The next premier of Newfoundland and Labrador will be announced on Monday, as two candidates are vying to replace provincial Liberal Party leader Dwight Ball. CP photo

N.L.’s next premier will be announced today as Liberals elect new party leader

The party is hosting a leadership convention in St. John’s

ST. JOHN’S, N.L. — The next premier of Newfoundland and Labrador will be announced on Monday, as two candidates are vying to replace provincial Liberal Party leader Dwight Ball.

The party is hosting a leadership convention in St. John’s where the results of the vote that began last week online and by phone will be revealed.

Candidates Andrew Furey and John Abbott are in the running to replace Ball, who is stepping down.

Neither Furey, a physician and charity founder, nor Abbott, a former civil servant and CEO of the provincial branch of the Canadian Mental Health Association, has held elected office before.

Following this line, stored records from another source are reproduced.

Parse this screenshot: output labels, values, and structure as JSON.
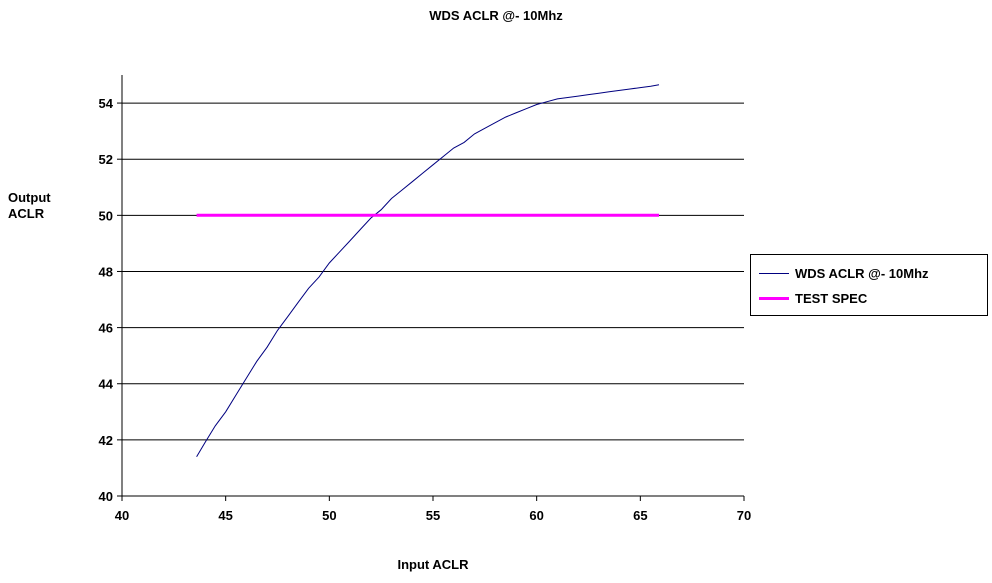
{
  "chart_data": {
    "type": "line",
    "title": "WDS ACLR @- 10Mhz",
    "xlabel": "Input ACLR",
    "ylabel": [
      "Output",
      "ACLR"
    ],
    "xlim": [
      40,
      70
    ],
    "ylim": [
      40,
      55
    ],
    "xticks": [
      40,
      45,
      50,
      55,
      60,
      65,
      70
    ],
    "yticks": [
      40,
      42,
      44,
      46,
      48,
      50,
      52,
      54
    ],
    "grid": "horizontal",
    "legend_position": "right",
    "series": [
      {
        "name": "WDS ACLR @- 10Mhz",
        "color": "#000080",
        "x": [
          43.6,
          44.0,
          44.5,
          45.0,
          45.5,
          46.0,
          46.5,
          47.0,
          47.5,
          48.0,
          48.5,
          49.0,
          49.5,
          50.0,
          50.5,
          51.0,
          51.5,
          52.0,
          52.5,
          53.0,
          53.5,
          54.0,
          54.5,
          55.0,
          55.5,
          56.0,
          56.5,
          57.0,
          57.5,
          58.0,
          58.5,
          59.0,
          59.5,
          60.0,
          60.5,
          61.0,
          61.5,
          62.0,
          62.5,
          63.0,
          63.5,
          64.0,
          64.5,
          65.0,
          65.5,
          65.9
        ],
        "y": [
          41.4,
          41.9,
          42.5,
          43.0,
          43.6,
          44.2,
          44.8,
          45.3,
          45.9,
          46.4,
          46.9,
          47.4,
          47.8,
          48.3,
          48.7,
          49.1,
          49.5,
          49.9,
          50.2,
          50.6,
          50.9,
          51.2,
          51.5,
          51.8,
          52.1,
          52.4,
          52.6,
          52.9,
          53.1,
          53.3,
          53.5,
          53.65,
          53.8,
          53.95,
          54.05,
          54.15,
          54.2,
          54.25,
          54.3,
          54.35,
          54.4,
          54.45,
          54.5,
          54.55,
          54.6,
          54.65
        ]
      },
      {
        "name": "TEST SPEC",
        "color": "#ff00ff",
        "x": [
          43.6,
          65.9
        ],
        "y": [
          50,
          50
        ]
      }
    ]
  }
}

The winner will take the stage Monday evening at the St. John’s Convention Centre but none of the Liberal caucus will be there.

Only 50 people will be allowed inside the venue due to restrictions aimed at preventing the potential spread of COVID-19.

Ball is scheduled to make remarks virtually from Deer Lake, N.L., on the island’s west coast.

The Liberals said last week that despite the challenges of running an election during a pandemic, thousands more people had signed up to vote compared to the last leadership contest in 2013.

More than 34,000 people were eligible to vote and over 15,000 votes had been cast by Friday afternoon, Michael King, the party’s executive director, said in a statement.

Abbott has raised concerns that some registered voters did not get the PIN they need to participate in the election, while others could not get through on a voter help line.

He said the party should consider extending the vote due to those difficulties.

But the Liberal Party said any issues with the voting process ”are isolated, expected, and are being addressed as they arise.”

After the next premier is sworn in, he is required by law to call a general election within a year.

Both Abbott and Furey have said they aren’t in a rush to trigger a vote before the end of 2020, saying they will consult with the other two party leaders in the legislature to choose a date.